When timeouts are removed, GPT-5.1 Codex leads by ~7pp
When timeouts are removed from the equation, GPT-5.1 Codex leads by ~7pp. Its overall deficit (0.27 vs 0.39 on all 89 tasks) is entirely attributable to its much higher timeout rate (49% vs 29%).

On the subset of tasks without timeouts, the performance difference actually flips! GPT-5.1 Codex outperforms GPT-5 Codex by about 7 percentage points.

Conclusion

A lower benchmark score is easy to interpret as a capability deficit, but Terminal-Bench's system prompt never mentions a timeout constraint. GPT-5.1 Codex may be choosing long-horizon strategies that the eval cutoff terminates prematurely. This kind of hypothesis is difficult to reach by skimming a handful of traces, but emerges from systematically analyzing the full dataset.

In 15 minutes, Docent analyzed traces containing 256M+ tokens and identified that GPT-5.1 Codex's 11.4 percentage point deficit is concentrated in timeout errors. On tasks where neither model times out, it actually outperforms GPT-5 Codex.

This walkthrough covered one common pattern (pairwise comparison of failed and successful runs), but Docent can be adapted to other questions as well: why a harness works with Opus 4.6 but not GPT-5.3 Codex, whether a score drop reflects broken environments or genuine capability differences, or detecting cheating that inflates eval results.

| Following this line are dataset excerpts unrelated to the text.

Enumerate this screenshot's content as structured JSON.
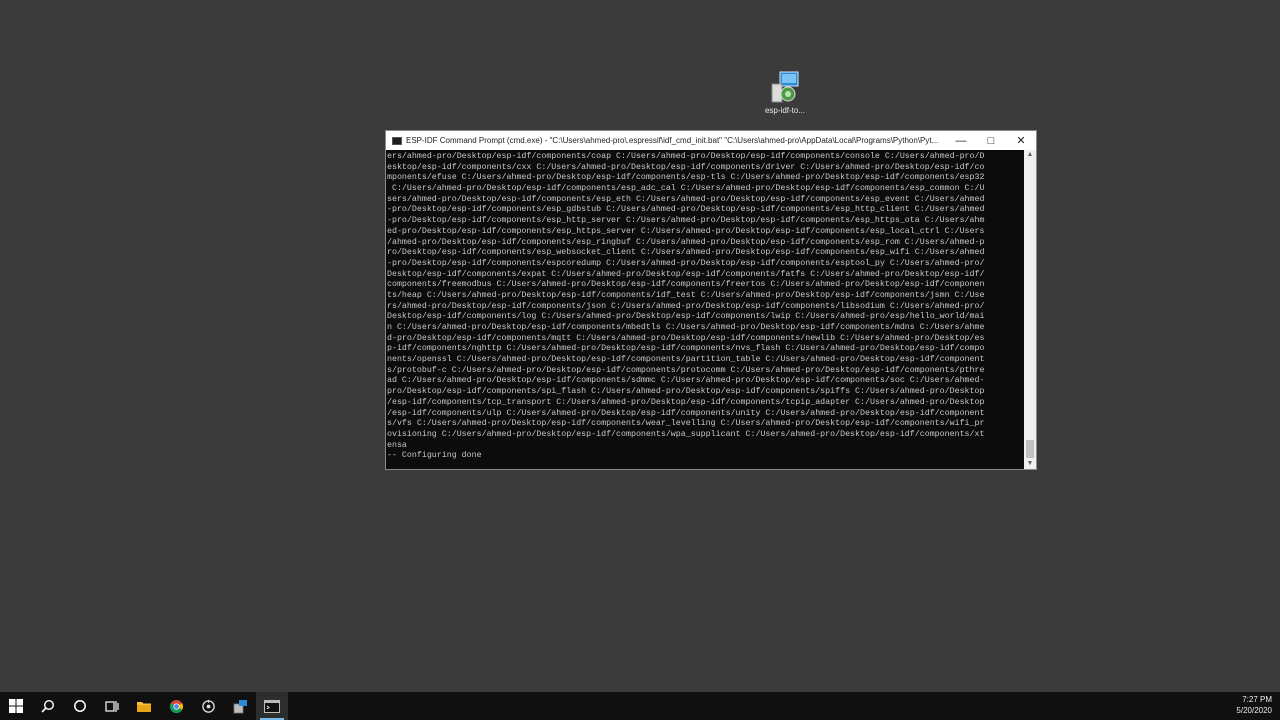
{
  "desktop": {
    "icon": {
      "label": "esp-idf-to...",
      "icon": "installer-icon"
    }
  },
  "window": {
    "title": "ESP-IDF Command Prompt (cmd.exe) - \"C:\\Users\\ahmed-pro\\.espressif\\idf_cmd_init.bat\" \"C:\\Users\\ahmed-pro\\AppData\\Local\\Programs\\Python\\Pyt...",
    "minimize_label": "—",
    "maximize_label": "□",
    "close_label": "✕",
    "lines": [
      "ers/ahmed-pro/Desktop/esp-idf/components/coap C:/Users/ahmed-pro/Desktop/esp-idf/components/console C:/Users/ahmed-pro/D",
      "esktop/esp-idf/components/cxx C:/Users/ahmed-pro/Desktop/esp-idf/components/driver C:/Users/ahmed-pro/Desktop/esp-idf/co",
      "mponents/efuse C:/Users/ahmed-pro/Desktop/esp-idf/components/esp-tls C:/Users/ahmed-pro/Desktop/esp-idf/components/esp32",
      " C:/Users/ahmed-pro/Desktop/esp-idf/components/esp_adc_cal C:/Users/ahmed-pro/Desktop/esp-idf/components/esp_common C:/U",
      "sers/ahmed-pro/Desktop/esp-idf/components/esp_eth C:/Users/ahmed-pro/Desktop/esp-idf/components/esp_event C:/Users/ahmed",
      "-pro/Desktop/esp-idf/components/esp_gdbstub C:/Users/ahmed-pro/Desktop/esp-idf/components/esp_http_client C:/Users/ahmed",
      "-pro/Desktop/esp-idf/components/esp_http_server C:/Users/ahmed-pro/Desktop/esp-idf/components/esp_https_ota C:/Users/ahm",
      "ed-pro/Desktop/esp-idf/components/esp_https_server C:/Users/ahmed-pro/Desktop/esp-idf/components/esp_local_ctrl C:/Users",
      "/ahmed-pro/Desktop/esp-idf/components/esp_ringbuf C:/Users/ahmed-pro/Desktop/esp-idf/components/esp_rom C:/Users/ahmed-p",
      "ro/Desktop/esp-idf/components/esp_websocket_client C:/Users/ahmed-pro/Desktop/esp-idf/components/esp_wifi C:/Users/ahmed",
      "-pro/Desktop/esp-idf/components/espcoredump C:/Users/ahmed-pro/Desktop/esp-idf/components/esptool_py C:/Users/ahmed-pro/",
      "Desktop/esp-idf/components/expat C:/Users/ahmed-pro/Desktop/esp-idf/components/fatfs C:/Users/ahmed-pro/Desktop/esp-idf/",
      "components/freemodbus C:/Users/ahmed-pro/Desktop/esp-idf/components/freertos C:/Users/ahmed-pro/Desktop/esp-idf/componen",
      "ts/heap C:/Users/ahmed-pro/Desktop/esp-idf/components/idf_test C:/Users/ahmed-pro/Desktop/esp-idf/components/jsmn C:/Use",
      "rs/ahmed-pro/Desktop/esp-idf/components/json C:/Users/ahmed-pro/Desktop/esp-idf/components/libsodium C:/Users/ahmed-pro/",
      "Desktop/esp-idf/components/log C:/Users/ahmed-pro/Desktop/esp-idf/components/lwip C:/Users/ahmed-pro/esp/hello_world/mai",
      "n C:/Users/ahmed-pro/Desktop/esp-idf/components/mbedtls C:/Users/ahmed-pro/Desktop/esp-idf/components/mdns C:/Users/ahme",
      "d-pro/Desktop/esp-idf/components/mqtt C:/Users/ahmed-pro/Desktop/esp-idf/components/newlib C:/Users/ahmed-pro/Desktop/es",
      "p-idf/components/nghttp C:/Users/ahmed-pro/Desktop/esp-idf/components/nvs_flash C:/Users/ahmed-pro/Desktop/esp-idf/compo",
      "nents/openssl C:/Users/ahmed-pro/Desktop/esp-idf/components/partition_table C:/Users/ahmed-pro/Desktop/esp-idf/component",
      "s/protobuf-c C:/Users/ahmed-pro/Desktop/esp-idf/components/protocomm C:/Users/ahmed-pro/Desktop/esp-idf/components/pthre",
      "ad C:/Users/ahmed-pro/Desktop/esp-idf/components/sdmmc C:/Users/ahmed-pro/Desktop/esp-idf/components/soc C:/Users/ahmed-",
      "pro/Desktop/esp-idf/components/spi_flash C:/Users/ahmed-pro/Desktop/esp-idf/components/spiffs C:/Users/ahmed-pro/Desktop",
      "/esp-idf/components/tcp_transport C:/Users/ahmed-pro/Desktop/esp-idf/components/tcpip_adapter C:/Users/ahmed-pro/Desktop",
      "/esp-idf/components/ulp C:/Users/ahmed-pro/Desktop/esp-idf/components/unity C:/Users/ahmed-pro/Desktop/esp-idf/component",
      "s/vfs C:/Users/ahmed-pro/Desktop/esp-idf/components/wear_levelling C:/Users/ahmed-pro/Desktop/esp-idf/components/wifi_pr",
      "ovisioning C:/Users/ahmed-pro/Desktop/esp-idf/components/wpa_supplicant C:/Users/ahmed-pro/Desktop/esp-idf/components/xt",
      "ensa",
      "-- Configuring done"
    ]
  },
  "taskbar": {
    "items": [
      {
        "icon": "windows-start-icon",
        "active": false
      },
      {
        "icon": "search-icon",
        "active": false
      },
      {
        "icon": "cortana-icon",
        "active": false
      },
      {
        "icon": "task-view-icon",
        "active": false
      },
      {
        "icon": "file-explorer-icon",
        "active": false
      },
      {
        "icon": "chrome-icon",
        "active": false
      },
      {
        "icon": "settings-app-icon",
        "active": false
      },
      {
        "icon": "installer-app-icon",
        "active": false
      },
      {
        "icon": "command-prompt-icon",
        "active": true
      }
    ],
    "clock": {
      "time": "7:27 PM",
      "date": "5/20/2020"
    }
  }
}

  • Want to go further? Use Docent's rubric refinement agent to quantify how often a failure pattern appears across your dataset — take a few examples of a behavior, and Docent will operationalize it into a precise classifier you can run over every trace.
  • Try Docent on your own data. Read our Quickstart to ingest your traces and start analyzing.
  • Questions or feedback? Get in touch. We'd love to hear what you're working on.

Footnotes

  • Filtering to tasks where no run from either model times out may bias the result toward tasks that are easier.
  • In rare edge cases, the agent may succeed despite timing out. In one trace we examined, the agent passed the Terminal-Bench tests but repeatedly failed on a suite of its own test cases. Since Terminal-Bench only grades the final file state, the run was marked as a success despite the timeout exception.